Sun C, VanRaden P M, O'Connell J R, Weigel K A, Gianola D
National Association of Animal Breeders, Columbia, MO 65205.
J Dairy Sci. 2013;96(12):8014-23. doi: 10.3168/jds.2013-6969. Epub 2013 Oct 11.
Computerized mating programs using genomic information are needed by breed associations, artificial-insemination organizations, and on-farm software providers, but such software is already challenged by the size of the relationship matrix. As of October 2012, over 230,000 Holsteins obtained genomic predictions in North America. Efficient methods of storing, computing, and transferring genomic relationships from a central database to customers via a web query were developed for approximately 165,000 genotyped cows and the subset of 1,518 bulls whose semen was available for purchase at that time. This study, utilizing 3 breeds, investigated differences in sire selection, methods of assigning mates, the use of genomic or pedigree relationships, and the effect of including dominance effects in a mating program. For both Jerseys and Holsteins, selection and mating programs were tested using the top 50 marketed bulls for genomic and traditional lifetime net merit as well as 50 randomly selected bulls. The 500 youngest genotyped cows in the largest herd in each breed were assigned mates of the same breed with limits of 10 cows per bull and 1 bull per cow (only 79 cows and 8 bulls for Brown Swiss). A dominance variance of 4.1 and 3.7% was estimated for Holsteins and Jerseys using 45,187 markers and management group deviation for milk yield. Sire selection was identified as the most important component of improving expected progeny value, followed by managing inbreeding and then inclusion of dominance. The respective percentage gains for milk yield in this study were 64, 27, and 9, for Holsteins and 73, 20, and 7 for Jerseys. The linear programming method of assigning a mate outperformed sequential selection by reducing genomic or pedigree inbreeding by 0.86 to 1.06 and 0.93 to 1.41, respectively. Use of genomic over pedigree relationship information provided a larger decrease in expected progeny inbreeding and thus greater expected progeny value. Based on lifetime net merit, the economic value of using genomic relationships was >$3 million per year for Holsteins when applied to all genotyped females, assuming that each will provide 1 replacement. Previous mating programs required transferring only a pedigree file to customers, but better service is possible by incorporating genomic relationships, more precise mate allocation, and dominance effects. Economic benefits will continue to grow as more females are genotyped.
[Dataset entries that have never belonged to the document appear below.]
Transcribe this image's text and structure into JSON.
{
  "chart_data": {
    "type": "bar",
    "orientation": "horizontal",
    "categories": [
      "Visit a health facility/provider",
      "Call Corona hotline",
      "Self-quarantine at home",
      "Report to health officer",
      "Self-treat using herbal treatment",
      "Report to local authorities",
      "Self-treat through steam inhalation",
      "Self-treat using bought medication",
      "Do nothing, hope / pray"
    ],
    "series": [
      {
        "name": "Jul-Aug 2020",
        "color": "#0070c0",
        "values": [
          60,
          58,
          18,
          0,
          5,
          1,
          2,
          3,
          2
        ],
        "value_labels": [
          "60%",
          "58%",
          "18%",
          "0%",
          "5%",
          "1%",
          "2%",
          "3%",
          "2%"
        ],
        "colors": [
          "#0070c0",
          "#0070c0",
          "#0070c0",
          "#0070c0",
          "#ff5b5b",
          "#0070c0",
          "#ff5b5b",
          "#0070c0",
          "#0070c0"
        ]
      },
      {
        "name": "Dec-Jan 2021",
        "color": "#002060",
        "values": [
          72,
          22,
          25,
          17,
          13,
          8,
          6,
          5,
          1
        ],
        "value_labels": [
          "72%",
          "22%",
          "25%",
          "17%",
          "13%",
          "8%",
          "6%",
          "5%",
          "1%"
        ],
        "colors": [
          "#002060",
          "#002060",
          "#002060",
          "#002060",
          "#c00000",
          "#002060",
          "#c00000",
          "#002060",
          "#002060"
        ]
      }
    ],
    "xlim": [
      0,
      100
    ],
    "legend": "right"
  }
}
品种协会、人工授精组织以及农场软件供应商都需要使用基因组信息的计算机化配种程序,但此类软件已经受到关系矩阵规模的挑战。截至2012年10月,北美有超过23万头荷斯坦奶牛获得了基因组预测结果。针对大约16.5万头基因分型奶牛以及当时其精液可供购买的1518头公牛的子集,开发了从中央数据库通过网络查询向客户存储、计算和传输基因组关系的有效方法。本研究利用3个品种,调查了种公牛选择、配对方法、基因组或系谱关系的使用以及在配种程序中纳入显性效应的影响。对于泽西牛和荷斯坦牛,使用按基因组和传统终身净效益排名前50的已上市公牛以及50头随机选择的公牛来测试选择和配种程序。为每个品种中最大牛群的500头最年轻的基因分型奶牛分配同一品种的配偶,每头公牛的母牛数量限制为10头,每头母牛的公牛数量限制为1头(对于瑞士褐牛,只有79头母牛和8头公牛)。使用45187个标记和产奶量的管理组偏差,估计荷斯坦牛和泽西牛的显性方差分别为4.1%和3.7%。种公牛选择被确定为提高预期后代价值的最重要组成部分,其次是控制近亲繁殖,然后是纳入显性效应。在本研究中,荷斯坦牛产奶量的相应百分比增益分别为64%、27%和9%,泽西牛为73%、20%和7%。通过减少基因组或系谱近亲繁殖,分别降低0.86至1.06和0.93至1.41,分配配偶的线性规划方法优于顺序选择。使用基因组关系信息而非系谱关系信息可更大程度地降低预期后代近亲繁殖,从而提高预期后代价值。基于终身净效益,假设每头基因分型母牛都能提供1头后备母牛,对于荷斯坦牛,当将基因组关系应用于所有基因分型母牛时,每年使用基因组关系的经济价值超过300万美元。以前的配种程序只需向客户传输系谱文件,但通过纳入基因组关系、更精确的配偶分配和显性效应,可以提供更好的服务。随着更多母牛进行基因分型,经济效益将持续增长。